Lowther Pavilion, Lytham
Conflict between the generations has been a rich vein of gold for dramatists in every culture from Sophocles onwards.
Charlotte Keatley’s 1987 play, first seen at Manchester’s Contact Theatre, mines expertly into that seam and focuses on the lives of four generations of Lancashire women.
Her work receives expert treatment from the four talented actresses who make up the Anonymous Players’ cast.
Bernadette Scully is the pivot amongst the quartet and turns in her best performance for the Players, an accomplished portrayer here of all the emotions.
Kirsten Burnett as the first of the line, born in 1900, captures the imprisonment of her marriage which she recounts excellently in her soliloquies.
The episodic nature of the play, not in chronological order, requires concentration from the audience and the second half could do with more slickness between scenes, but the clarity of speaking is superb throughout.

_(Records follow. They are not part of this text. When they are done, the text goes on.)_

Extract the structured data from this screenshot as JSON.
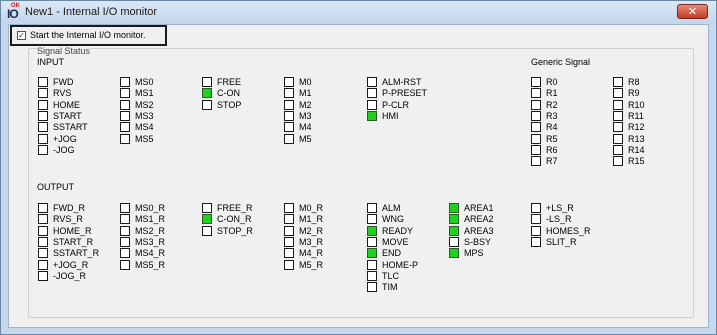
{
  "window": {
    "title": "New1 - Internal I/O monitor",
    "close_glyph": "✕",
    "icon": "io-app-icon",
    "icon_letters": "IO",
    "icon_superscript": "OK"
  },
  "start_monitor": {
    "label": "Start the Internal I/O monitor.",
    "checked": true
  },
  "signal_status": {
    "label": "Signal Status"
  },
  "input": {
    "heading": "INPUT",
    "columns": [
      [
        {
          "name": "FWD",
          "on": false
        },
        {
          "name": "RVS",
          "on": false
        },
        {
          "name": "HOME",
          "on": false
        },
        {
          "name": "START",
          "on": false
        },
        {
          "name": "SSTART",
          "on": false
        },
        {
          "name": "+JOG",
          "on": false
        },
        {
          "name": "-JOG",
          "on": false
        }
      ],
      [
        {
          "name": "MS0",
          "on": false
        },
        {
          "name": "MS1",
          "on": false
        },
        {
          "name": "MS2",
          "on": false
        },
        {
          "name": "MS3",
          "on": false
        },
        {
          "name": "MS4",
          "on": false
        },
        {
          "name": "MS5",
          "on": false
        }
      ],
      [
        {
          "name": "FREE",
          "on": false
        },
        {
          "name": "C-ON",
          "on": true
        },
        {
          "name": "STOP",
          "on": false
        }
      ],
      [
        {
          "name": "M0",
          "on": false
        },
        {
          "name": "M1",
          "on": false
        },
        {
          "name": "M2",
          "on": false
        },
        {
          "name": "M3",
          "on": false
        },
        {
          "name": "M4",
          "on": false
        },
        {
          "name": "M5",
          "on": false
        }
      ],
      [
        {
          "name": "ALM-RST",
          "on": false
        },
        {
          "name": "P-PRESET",
          "on": false
        },
        {
          "name": "P-CLR",
          "on": false
        },
        {
          "name": "HMI",
          "on": true
        }
      ]
    ]
  },
  "generic": {
    "heading": "Generic Signal",
    "columns": [
      [
        {
          "name": "R0",
          "on": false
        },
        {
          "name": "R1",
          "on": false
        },
        {
          "name": "R2",
          "on": false
        },
        {
          "name": "R3",
          "on": false
        },
        {
          "name": "R4",
          "on": false
        },
        {
          "name": "R5",
          "on": false
        },
        {
          "name": "R6",
          "on": false
        },
        {
          "name": "R7",
          "on": false
        }
      ],
      [
        {
          "name": "R8",
          "on": false
        },
        {
          "name": "R9",
          "on": false
        },
        {
          "name": "R10",
          "on": false
        },
        {
          "name": "R11",
          "on": false
        },
        {
          "name": "R12",
          "on": false
        },
        {
          "name": "R13",
          "on": false
        },
        {
          "name": "R14",
          "on": false
        },
        {
          "name": "R15",
          "on": false
        }
      ]
    ]
  },
  "output": {
    "heading": "OUTPUT",
    "columns": [
      [
        {
          "name": "FWD_R",
          "on": false
        },
        {
          "name": "RVS_R",
          "on": false
        },
        {
          "name": "HOME_R",
          "on": false
        },
        {
          "name": "START_R",
          "on": false
        },
        {
          "name": "SSTART_R",
          "on": false
        },
        {
          "name": "+JOG_R",
          "on": false
        },
        {
          "name": "-JOG_R",
          "on": false
        }
      ],
      [
        {
          "name": "MS0_R",
          "on": false
        },
        {
          "name": "MS1_R",
          "on": false
        },
        {
          "name": "MS2_R",
          "on": false
        },
        {
          "name": "MS3_R",
          "on": false
        },
        {
          "name": "MS4_R",
          "on": false
        },
        {
          "name": "MS5_R",
          "on": false
        }
      ],
      [
        {
          "name": "FREE_R",
          "on": false
        },
        {
          "name": "C-ON_R",
          "on": true
        },
        {
          "name": "STOP_R",
          "on": false
        }
      ],
      [
        {
          "name": "M0_R",
          "on": false
        },
        {
          "name": "M1_R",
          "on": false
        },
        {
          "name": "M2_R",
          "on": false
        },
        {
          "name": "M3_R",
          "on": false
        },
        {
          "name": "M4_R",
          "on": false
        },
        {
          "name": "M5_R",
          "on": false
        }
      ],
      [
        {
          "name": "ALM",
          "on": false
        },
        {
          "name": "WNG",
          "on": false
        },
        {
          "name": "READY",
          "on": true
        },
        {
          "name": "MOVE",
          "on": false
        },
        {
          "name": "END",
          "on": true
        },
        {
          "name": "HOME-P",
          "on": false
        },
        {
          "name": "TLC",
          "on": false
        },
        {
          "name": "TIM",
          "on": false
        }
      ],
      [
        {
          "name": "AREA1",
          "on": true
        },
        {
          "name": "AREA2",
          "on": true
        },
        {
          "name": "AREA3",
          "on": true
        },
        {
          "name": "S-BSY",
          "on": false
        },
        {
          "name": "MPS",
          "on": true
        }
      ],
      [
        {
          "name": "+LS_R",
          "on": false
        },
        {
          "name": "-LS_R",
          "on": false
        },
        {
          "name": "HOMES_R",
          "on": false
        },
        {
          "name": "SLIT_R",
          "on": false
        }
      ]
    ]
  },
  "colors": {
    "on": "#22d01e",
    "off": "#ffffff",
    "titlebar": "#c6d8ee",
    "close": "#c13b24"
  }
}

Anna Cross, as the rejected Rosie, comes into her own in a powerful scene as she finds her true mother and Louise Davies is a suitable mass of contradictions as the wannabe independent and self-sufficient Jackie.
The play very slightly shows its age as the present OMG generation is never reached, but it’s a thought-provoking study which accurately portrays the changing social attitudes of women in the twentieth century.